Beam goes on to explain the breakdown:
one-third of the suggestions deal with education, pushing policies that reward good teachers, punish bad ones, and incentivize academic success (Nos. 1-33). Rubio also offers up the standard free-market fare: expand access to private health care (Nos. 86-89), require a supermajority vote to raise taxes (No. 94), and make it harder to file tort claims (No. 92). Then there are the expected law-and-order provisions, like limiting the time convicted felons have to appeal their sentences (No. 46) and keeping sex offenders locked up for life (No. 39).
Some ideas do stand out as novel. Rubio proposes free parking or reduced tolls for hybrid cars (No. 76). He wants the state government to have a highly fuel-efficient fleet of cars (No. 77). He proposes cutting tuition for students who pursue careers that are experiencing shortages, like math, science, nursing, engineering, and teaching (No. 26)

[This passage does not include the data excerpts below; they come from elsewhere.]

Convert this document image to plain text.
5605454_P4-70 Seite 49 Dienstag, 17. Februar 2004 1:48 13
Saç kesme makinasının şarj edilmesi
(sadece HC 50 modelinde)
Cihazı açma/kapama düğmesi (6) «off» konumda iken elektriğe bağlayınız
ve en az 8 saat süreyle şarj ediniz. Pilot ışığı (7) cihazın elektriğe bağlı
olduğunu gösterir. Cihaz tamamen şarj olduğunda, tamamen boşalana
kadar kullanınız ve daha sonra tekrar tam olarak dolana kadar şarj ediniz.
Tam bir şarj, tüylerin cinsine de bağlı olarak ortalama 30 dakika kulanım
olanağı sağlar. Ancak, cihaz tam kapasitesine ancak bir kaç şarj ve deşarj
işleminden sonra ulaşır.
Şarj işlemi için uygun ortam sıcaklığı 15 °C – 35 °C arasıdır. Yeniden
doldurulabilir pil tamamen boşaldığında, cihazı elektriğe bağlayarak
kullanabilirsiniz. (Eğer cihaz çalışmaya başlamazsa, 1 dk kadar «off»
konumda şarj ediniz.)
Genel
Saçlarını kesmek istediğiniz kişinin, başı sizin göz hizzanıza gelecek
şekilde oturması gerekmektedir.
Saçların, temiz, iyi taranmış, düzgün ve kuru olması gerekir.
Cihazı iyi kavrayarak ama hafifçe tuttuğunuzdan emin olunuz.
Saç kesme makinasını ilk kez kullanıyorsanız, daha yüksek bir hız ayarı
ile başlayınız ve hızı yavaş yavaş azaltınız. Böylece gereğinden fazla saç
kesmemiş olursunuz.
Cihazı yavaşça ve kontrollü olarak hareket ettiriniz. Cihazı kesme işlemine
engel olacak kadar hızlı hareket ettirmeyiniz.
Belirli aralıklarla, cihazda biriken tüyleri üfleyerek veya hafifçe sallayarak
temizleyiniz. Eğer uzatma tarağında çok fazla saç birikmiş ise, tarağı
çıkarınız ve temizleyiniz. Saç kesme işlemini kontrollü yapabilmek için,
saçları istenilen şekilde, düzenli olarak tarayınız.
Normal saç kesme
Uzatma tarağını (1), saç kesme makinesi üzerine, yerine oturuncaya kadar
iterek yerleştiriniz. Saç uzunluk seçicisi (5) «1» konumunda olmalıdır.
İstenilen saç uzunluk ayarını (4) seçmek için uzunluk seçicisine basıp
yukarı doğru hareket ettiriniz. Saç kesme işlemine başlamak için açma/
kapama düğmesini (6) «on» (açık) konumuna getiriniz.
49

The reader might have noticed that none of the aforesaid ideas is particularly bold or new. In fact, Rubio–as an author or campaigner–doesn’t offer anything fundamentally different than what is already supported by an average member of its base. He sticks with the party on each of its bread and butter issues, opposing gay marriage, abortion rights, and President Obama’s stimulus legislation. Indeed, his primary strategy is to position himself to the right of the moderate Crist, a stimulus supporter, in an effort to win such voters.
How, then, has Rubio captured the attention of those outside the party faithful?The same way, Beam writes, that 100 Innovative Ideas attracted input from those of different political stripes.
The most relevant aspect of the book may be not its contents but its method. “It was as much a process as it is a product,” Rubio says. By asking for solutions rather than dictating them, “we were able to identify emerging issues before they made it into the newspapers or to the statehouse.”
The party whose national leaders seem so fond of invoking Ronald Reagan and criticizing Barack Obama would do well to take a lesson from a man who seems to have learned a lesson from both: voters, above all, are looking for someone to listen to them. If party bosses take heed, Rubio’s unfortunate Senate bid timing might well be redeemed by a more prominent future.